2005

LITA Forum and the Art Connection

You may not have noticed, but the LITA planners have done a good job of scheduling forums to correspond with art events.

Go back five years to the LITA Forum in Portland, Oregon. I arrived the day before the opening session, dropped off my bags at the hotel, and caught the light rail to the Portland Art Museum. It happened to be a day the museum was running a food drive for the local shelter program. The admissions clerk told me that I could save the $10.00 admission fee if I walked to the Safeway on next block and brought back a couple of items for the drive. I did and got in the museum for the price of canned corn and fruit cocktail. I enjoyed seeing a big show of the Hudson River School painter Frederick Edwin Church’s landscape paintings. There was also an exhibit of early Soviet painting that was very grim.
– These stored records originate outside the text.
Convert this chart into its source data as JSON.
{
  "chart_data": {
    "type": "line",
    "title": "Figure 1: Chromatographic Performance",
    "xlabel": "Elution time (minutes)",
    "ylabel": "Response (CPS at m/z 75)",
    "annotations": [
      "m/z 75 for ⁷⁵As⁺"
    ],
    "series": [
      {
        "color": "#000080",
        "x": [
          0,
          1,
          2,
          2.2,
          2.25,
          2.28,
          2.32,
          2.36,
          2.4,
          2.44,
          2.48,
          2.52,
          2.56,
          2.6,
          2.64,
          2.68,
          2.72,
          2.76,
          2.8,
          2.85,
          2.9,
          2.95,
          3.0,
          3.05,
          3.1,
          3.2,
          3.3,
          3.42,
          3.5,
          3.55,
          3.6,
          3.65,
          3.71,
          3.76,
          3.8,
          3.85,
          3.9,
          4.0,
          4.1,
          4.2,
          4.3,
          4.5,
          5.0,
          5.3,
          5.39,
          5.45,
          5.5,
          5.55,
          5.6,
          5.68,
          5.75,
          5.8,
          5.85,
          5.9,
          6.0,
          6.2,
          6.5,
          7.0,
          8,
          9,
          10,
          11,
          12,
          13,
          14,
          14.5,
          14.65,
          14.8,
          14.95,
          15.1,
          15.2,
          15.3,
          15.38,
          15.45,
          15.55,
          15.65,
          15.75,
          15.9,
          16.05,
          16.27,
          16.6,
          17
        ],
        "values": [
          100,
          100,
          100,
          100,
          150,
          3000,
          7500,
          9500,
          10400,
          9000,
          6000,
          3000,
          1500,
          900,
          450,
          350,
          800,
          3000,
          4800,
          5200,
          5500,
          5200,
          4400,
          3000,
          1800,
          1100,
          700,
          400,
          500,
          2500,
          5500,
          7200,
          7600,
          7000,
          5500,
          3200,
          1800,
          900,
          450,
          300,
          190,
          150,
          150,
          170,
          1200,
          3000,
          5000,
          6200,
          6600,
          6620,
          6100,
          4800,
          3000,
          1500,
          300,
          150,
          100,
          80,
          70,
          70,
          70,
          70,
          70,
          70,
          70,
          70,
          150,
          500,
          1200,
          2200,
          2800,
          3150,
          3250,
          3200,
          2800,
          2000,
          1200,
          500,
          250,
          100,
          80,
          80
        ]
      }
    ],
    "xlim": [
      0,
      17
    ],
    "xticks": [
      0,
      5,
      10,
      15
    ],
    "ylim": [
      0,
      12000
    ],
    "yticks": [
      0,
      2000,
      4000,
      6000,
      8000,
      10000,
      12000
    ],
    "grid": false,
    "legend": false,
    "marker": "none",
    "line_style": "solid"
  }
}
In 2001 the LITA planners brought the forum to Milwaukee the very week that the Milwaukee Art Museum dedicated its beautiful new wing designed by Santiago Calatrava. On exhibit at that time was a fantastic collection of colorful glasswork by Dale Chihuly, which fit very nicely in the bright white gallery space. I also saw my favorite contemporary work in the museum, the very lifelike Janitor by Duane Hanson.

At the LITA Forum in Houston, I spent four or five hours in the Museum of Fine Arts. It was again great timing as there were two big shows. The first was an exhibit of French Impressionists and the second was a large part of the Phillips Collection from Washington, D.C., which was on loan while its home was being remodeled. I saw many Renoirs, Van Goghs, Monets, etc. I also saw a show of quilts from Gee’s Bend.

I do not remember there being any special shows at the Chrysler Museum of Art in Norfolk during the 2003 LITA Forum, but my visit was still very memorable. The admissions clerk insisted on checking whether I qualified for free entry because I was a member of the Art Institute of Chicago. Sadly I did have to pay to get in, but I got a free audio tour. The woman in charge of handing out the audio tour devices told me about all her favorite pieces in the museum and how to find them. She was right about there being a great collection of art glass. I also enjoyed the galleries of European art, including the painting titled Saint Philip by Georges de La Tour. The Chrysler museum had the friendliest staff I have ever met.

Last year I went to the Saint Louis Art Museum, which had just installed a 37 foot long wood and mixed media work by Leonardo Drew called Untitled #45. (Rust was a major ingredient.) I was more impressed by the beauty of the building than the museum collection. Built for the 1904 World’s Fair, the marble-covered museum is on top of a hill overlooking Forest Park. There were good displays of European and American painting, and I particularly liked Winslow Homer’s The American School. The St. Louis Art Museum is always free to visitors and worth a visit.

This year many of us are going to San Jose, which means we can go the San Jose Museum of Art. It is free to visit and it appears to be in easy walking distance of the Forum hotel. The San Jose Museum of Art is a relatively new institution, founded in 1969, and its collection includes works of the twentieth and twenty-first centuries. It has had permanent displays only since 2003 and puts a lot of effort into its shows. Currently it has Brides of Frankenstein, a show of works by contemporary women, who use video, robotics, the Internet, computer animations, and other digital and traditional media. It sounds like an appropriate experience for LITA librarians at a forum in Silicon Valley. I’ll see you there.